« Comment le réel a déjoué mes plans » : de quelques romans contemporains sur l’emprise par le récit
Frédéric Claisse et Justine Huppe, Université de Liège, U.R. Traverses
Frédéric Claisse et Justine Huppe, Université de Liège, U.R. Traverses, « « Comment le réel a déjoué mes plans » : de quelques romans contemporains sur l’emprise par le récit », Fabula / Les colloques, Pratiques contre-narratives à l’ère du storytelling. Littérature, audiovisuel, performances, URL : http://www.fabula.org/colloques/document6092.php, page consultée le 25 juillet 2020.

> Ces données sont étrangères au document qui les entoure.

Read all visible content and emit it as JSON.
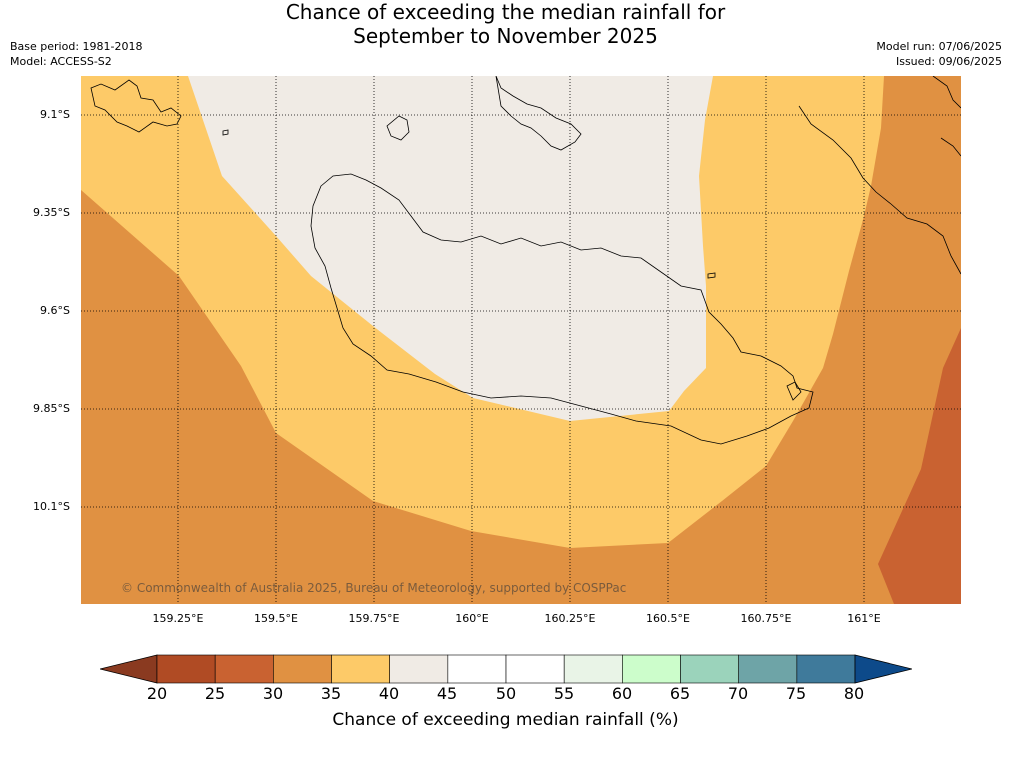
{
  "header": {
    "title_line1": "Chance of exceeding the median rainfall for",
    "title_line2": "September to November 2025",
    "base_period": "Base period: 1981-2018",
    "model": "Model: ACCESS-S2",
    "model_run": "Model run: 07/06/2025",
    "issued": "Issued: 09/06/2025"
  },
  "map": {
    "lat_labels": [
      "9.1°S",
      "9.35°S",
      "9.6°S",
      "9.85°S",
      "10.1°S"
    ],
    "lon_labels": [
      "159.25°E",
      "159.5°E",
      "159.75°E",
      "160°E",
      "160.25°E",
      "160.5°E",
      "160.75°E",
      "161°E"
    ],
    "copyright": "© Commonwealth of Australia 2025, Bureau of Meteorology, supported by COSPPac",
    "gridlines": "dotted"
  },
  "colorbar": {
    "ticks": [
      "20",
      "25",
      "30",
      "35",
      "40",
      "45",
      "50",
      "55",
      "60",
      "65",
      "70",
      "75",
      "80"
    ],
    "colors": [
      "#b04b24",
      "#c96231",
      "#e09142",
      "#fdca68",
      "#f0ebe5",
      "#ffffff",
      "#ffffff",
      "#e9f4e7",
      "#ccfdcb",
      "#9bd3bb",
      "#6ea4a7",
      "#3f7a9b"
    ],
    "under_color": "#8a3a20",
    "over_color": "#0d4a8a",
    "label": "Chance of exceeding median rainfall (%)"
  }
}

L’un des mérites paradoxaux des pratiques de storytelling, que Christian Salmon a contribué à faire connaître au public francophone(1), réside dans le crédit dont bénéficie aujourd’hui l’idée de pouvoir du récit. Cette idée place en effet les producteurs littéraires dans une position ambivalente : d’un côté, le storytelling est perçu comme une menace à l’autonomie des écrivains et une atteinte au capital fictionnel dont ils se sentent les dépositaires légitimes ; mais d’un autre côté, par le pouvoir qui lui est reconnu, le récit représente aussi une arme à mobiliser dans une entreprise de guérilla contre-narrative, et peut-être même un moyen pour la littérature de reconquérir ses pouvoirs premiers.
Dans cette logique d’affrontement, on s’est cependant peu soucié, au fond, de ce que la littérature elle-même a à dire sur le sujet. Or, on assiste depuis quelques années à une prolifération de fictions littéraires qui placent au centre de leurs intrigues cette question du pouvoir du récit. Ce sont certaines de ces œuvres qui nous préoccuperont ici(2).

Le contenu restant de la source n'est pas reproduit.